The patient’s head pain changed a lot during the course of the disease. At the onset of symptoms the clinical picture was reminiscent of SUNCT syndrome, albeit with less prominent autonomic accompaniments. First division trigeminal neuralgia with tearing was a less probable option due to the lack of refractory periods between provoked attacks; a refractory period of 2–3 min is very frequent in trigeminal neuralgia, while the great majority of SUNCT patients in the case series of Pareja and Sjaastad [13] did not experience any refractory period after pain triggering. Later the patient’s continuous mild head pain resembled hemicrania continua with superimposed severe attacks reminiscent of paroxysmal hemicrania. The sequential occurrence of different TAC types in the same patient has already been observed in some cases. One patient developed episodic paroxysmal hemicranias that later evolved in hemicrania continua [14]. Recently, Cosentino et al. [15] observed a patient in whom ipsilateral cluster headache, SUNCT and HC developed subsequently. These cases raise the issue of a common pathomechanism of these disorders, which most likely is the central disinhibition of the trigemino-autonomic reflex [16]. While in the primary TACs this disinhibition is probably mediated by hypothalamic activation (as already shown for cluster headache [17] and SUNCT syndrome [18]) through a hypothalamo-trigeminal pathway [19], the present case may have a different explanation.
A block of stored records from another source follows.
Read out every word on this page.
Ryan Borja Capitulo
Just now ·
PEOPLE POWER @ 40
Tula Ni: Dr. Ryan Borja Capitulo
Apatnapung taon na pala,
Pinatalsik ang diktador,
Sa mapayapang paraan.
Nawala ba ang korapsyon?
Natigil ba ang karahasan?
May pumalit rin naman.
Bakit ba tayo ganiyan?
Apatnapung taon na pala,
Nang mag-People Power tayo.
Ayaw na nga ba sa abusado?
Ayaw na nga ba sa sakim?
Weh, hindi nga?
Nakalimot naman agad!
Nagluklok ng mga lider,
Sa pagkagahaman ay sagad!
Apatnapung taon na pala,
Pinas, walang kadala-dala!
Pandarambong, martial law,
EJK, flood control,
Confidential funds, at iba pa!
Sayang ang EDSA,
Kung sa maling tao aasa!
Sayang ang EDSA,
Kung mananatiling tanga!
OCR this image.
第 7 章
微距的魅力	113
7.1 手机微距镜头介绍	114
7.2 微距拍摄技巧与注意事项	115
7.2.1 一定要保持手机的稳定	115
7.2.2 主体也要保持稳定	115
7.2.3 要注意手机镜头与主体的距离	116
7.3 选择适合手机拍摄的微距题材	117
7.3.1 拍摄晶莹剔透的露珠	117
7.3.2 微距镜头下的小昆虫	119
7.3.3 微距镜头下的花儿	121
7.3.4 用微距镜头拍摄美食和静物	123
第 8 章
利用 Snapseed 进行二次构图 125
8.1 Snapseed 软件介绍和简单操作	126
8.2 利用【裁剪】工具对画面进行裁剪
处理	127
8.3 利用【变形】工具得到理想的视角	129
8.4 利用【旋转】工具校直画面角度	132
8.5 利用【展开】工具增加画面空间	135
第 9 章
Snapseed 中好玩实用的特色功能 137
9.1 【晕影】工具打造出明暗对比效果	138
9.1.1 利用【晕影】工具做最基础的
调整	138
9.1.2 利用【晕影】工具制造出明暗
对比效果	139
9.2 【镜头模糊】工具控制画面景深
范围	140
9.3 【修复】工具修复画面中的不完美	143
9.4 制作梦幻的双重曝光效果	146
The headaches caused by posterior circulation infarcts are very probably related to the activation of the trigeminovascular system [20]. In the present case, the involvement of the pontine trigeminal entry zone (which has been implicated in the pathogenesis of trigeminal neuralgia [21] and SUNCT-like headache [22]) may also have led to the attacks of pain and, during severe attacks, to autonomic symptoms by the activation of collaterals of second-order trigeminal neurones to the superior salivatory nucleus. Alternatively, the partial ischemic damage to the spinal trigeminal tract or nucleus (causing ipsilateral facial hypesthesia for pain and temperature) may have led to an aberrant signal transmission to higher-order pain centres.

Conclusion

Gasperini syndrome is a rare entity with a highly variable clinical picture. As the present case illustrates, ipsilateral headache involving the trigeminal territory may be one of its associated symptoms.